A inflação superior a 6% e os lucros recordes das empresas petrolíferas após a invasão da Ucrânia pela Rússia impulsionaram o apoio à greve em meio ao aumento da ansiedade econômica, com uma pesquisa divulgada no domingo pelo Ifop para o Le Journal du Dimanche mostrando que 82% dos entrevistados pensavam que Macron não estava fazendo o suficiente para combater a alta dos preços ao consumidor.

Macron gastou mais de € 100 bilhões (US$ 97,6 bilhões) em medidas para proteger famílias e empresas da crise de energia, e as primeiras medidas para limitar os preços da eletricidade e do gás antes da guerra na Ucrânia ajudaram a manter a taxa de inflação do país abaixo dos países vizinhos da União Europeia.
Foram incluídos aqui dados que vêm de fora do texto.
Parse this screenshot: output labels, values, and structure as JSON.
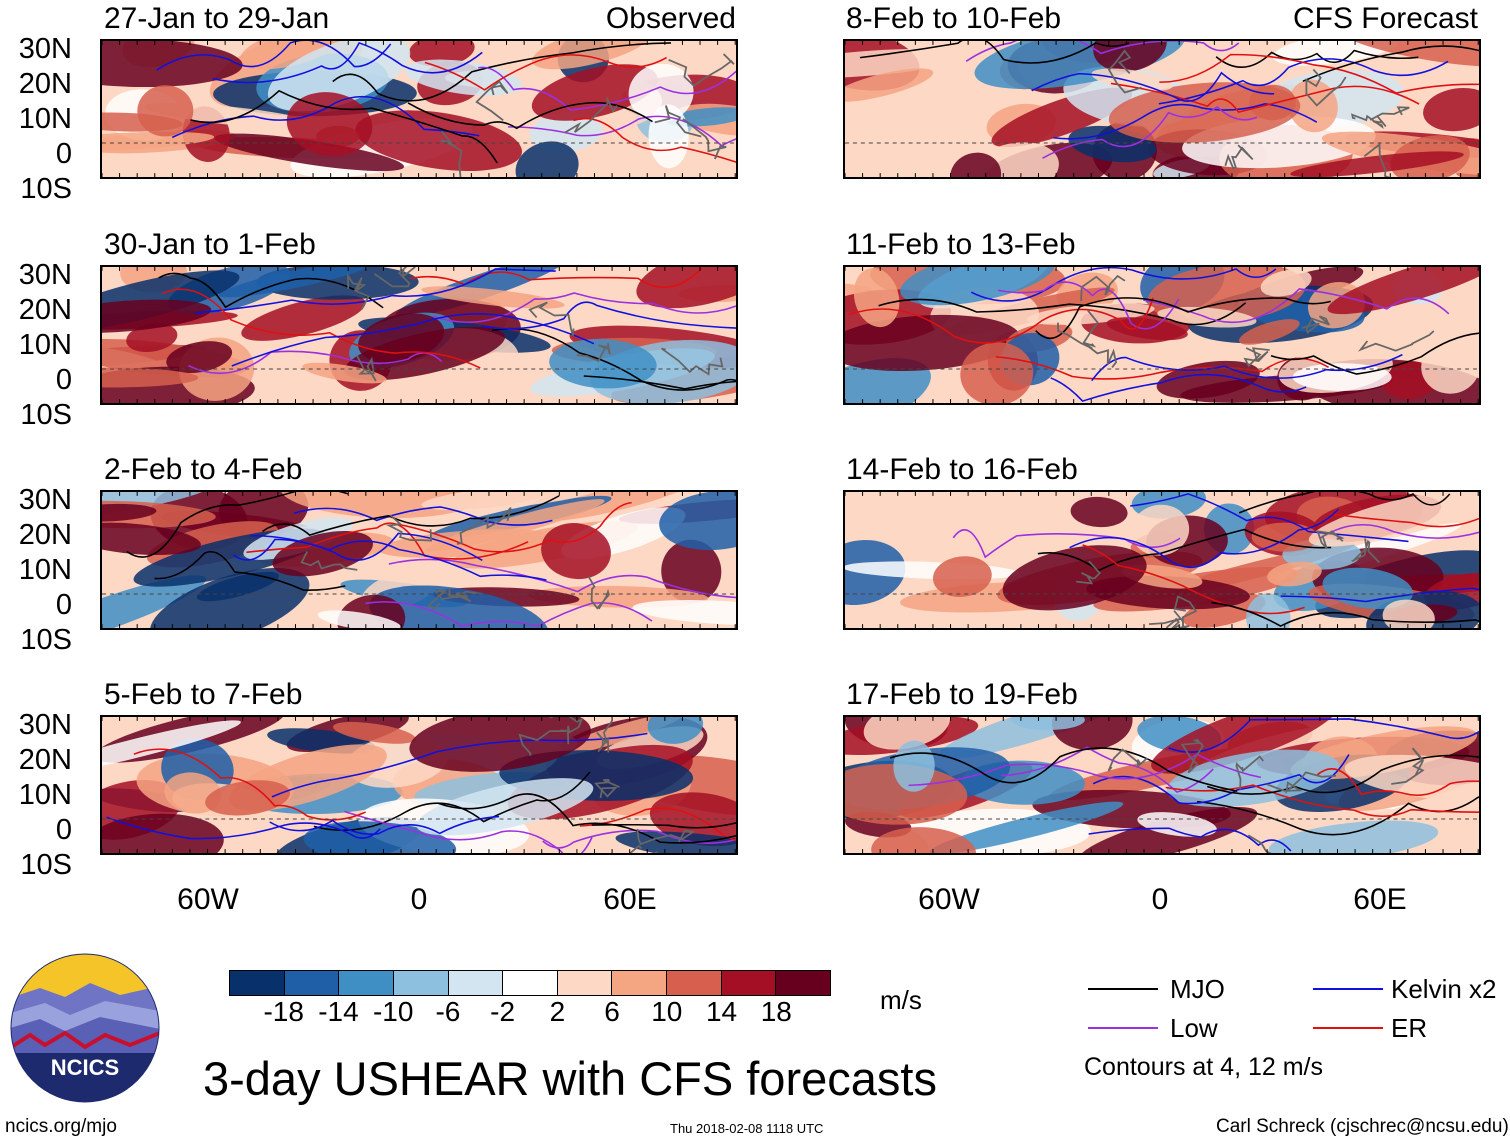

A França, segunda maior economia da UE, registrou em setembro a menor taxa de inflação da zona do euro, 6,2%, abaixo de outras economias como Alemanha (10,9%), Itália (9,5%) e Espanha (9,3%) %), segundo o Eurostat.

Gota d'água
Mas a gota d'água para os sindicatos foi o fato de o governo requisitar grevistas, principalmente da Total, para aliviar a escassez de combustível, que afetou quase um terço dos postos de gasolina na França por dias.

Além do aumento salarial, os grevistas pedem uma melhor distribuição dos lucros obtidos pela gigante da energia - mais de US$ 10 bilhões no primeiro semestre de 2022 -, uma medida que mais da metade dos franceses apoia.

Ao se recusar a tributar esses "superlucros" em nível nacional, Macron colocou o governo "no campo dos grandes patrões, em total desconexão com grande parte dos franceses que sofrem com a inflação todos os dias", segundo um editorial em o jornal Libération.

Embora o ministro do Interior, Gérald Darmanin, tenha assegurado nesta terça-feira que parte dos salários deve ser aumentado, o governo liberal recusa-se a legislar sobre a matéria, deixando qualquer reavaliação nas mãos das empresas.

As paralisações desta terça-feira se somam a uma lista de desafios para Macron, que perdeu sua maioria absoluta na câmara baixa do Parlamento nas eleições de junho e cujo governo parece lutar para obter apoio suficiente para aprovar seu projeto de orçamento para o próximo ano.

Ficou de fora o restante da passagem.